With its mix of food trucks and food carts, all lined up in a row, the main outdoor food area of the October edition of Undiscovered looked and felt, truth be told, not so dissimilar to an average-size Off the Grid—except with almost all Filipino vendors and maybe a 40 percent higher chance of an impromptu outdoor hip-hop dance party breaking out. What was notable, though, was a certain kind of diversity of vendors that you might not find at your typical food truck festival. Yes, the October lineup featured perennial favorites like Señor Sisig and the Lumpia Company, the latter of which was dishing out lumpia stuffed, variously, with spicy ramen and Mexican elote. The Pinoy Heritage pop-up, run by fine-dining veteran Francis Ang, was serving precise, gorgeous, “chef-y” food: grilled chicken skewers ($6) coated, strikingly, in black coconut ash, and sisig fried rice ($8) topped with bits of crispy pork skin and a creamy-yolked poached egg.

But there were also fresh-faced stands like P.I. Wings, which was serving its specialty— fried chicken wings ($10) with the flavors of traditional Filipino dishes like kare kare and pungent, fermented-fish-spiked Bicol Express—to the public for the very first time. It probably had the longest line of all.

The next edition of Undiscovered will be a smaller, holiday-gift-oriented market on December 16. After that, it will go on hiatus until the spring.

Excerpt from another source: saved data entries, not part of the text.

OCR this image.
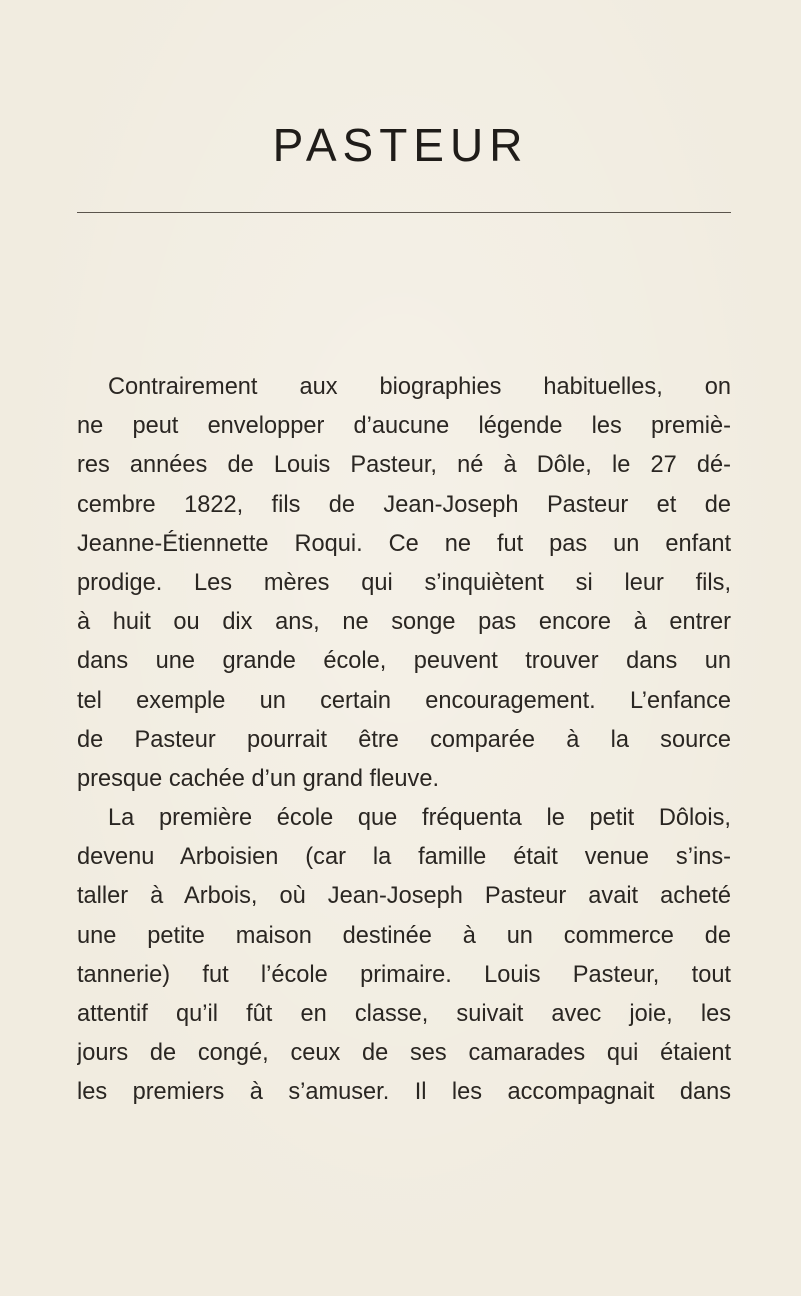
PASTEUR
Contrairement aux biographies habituelles, on
ne peut envelopper d’aucune légende les premiè-
res années de Louis Pasteur, né à Dôle, le 27 dé-
cembre 1822, fils de Jean-Joseph Pasteur et de
Jeanne-Étiennette Roqui. Ce ne fut pas un enfant
prodige. Les mères qui s’inquiètent si leur fils,
à huit ou dix ans, ne songe pas encore à entrer
dans une grande école, peuvent trouver dans un
tel exemple un certain encouragement. L’enfance
de Pasteur pourrait être comparée à la source
presque cachée d’un grand fleuve.
La première école que fréquenta le petit Dôlois,
devenu Arboisien (car la famille était venue s’ins-
taller à Arbois, où Jean-Joseph Pasteur avait acheté
une petite maison destinée à un commerce de
tannerie) fut l’école primaire. Louis Pasteur, tout
attentif qu’il fût en classe, suivait avec joie, les
jours de congé, ceux de ses camarades qui étaient
les premiers à s’amuser. Il les accompagnait dans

And while there’s no immediate plan to expand the market’s once-amonth schedule, Danganan says it isn’t so crazy to think that it might eventually straddle both days of the weekend. After that, who knows? Maybe it would open every week, and then every day. “Every day,” Danganan says, “means a new cultural district.”

The Night Market 230 S. Spruce Ave. (At Myrtle Ave.), South San Francisco, 650-634-8388
Shihlin Taiwan Street Snacks 2521 Durant Ave. (Near Telegraph Ave.), Ste. E, Berkeley, 510-429- 4166
Undiscovered SF San Francisco Mint, 88 5th St. (At Mission St.); Dec. 16, Noon–8 P.M., Covo, 981 Mission St. (Near 6th St.)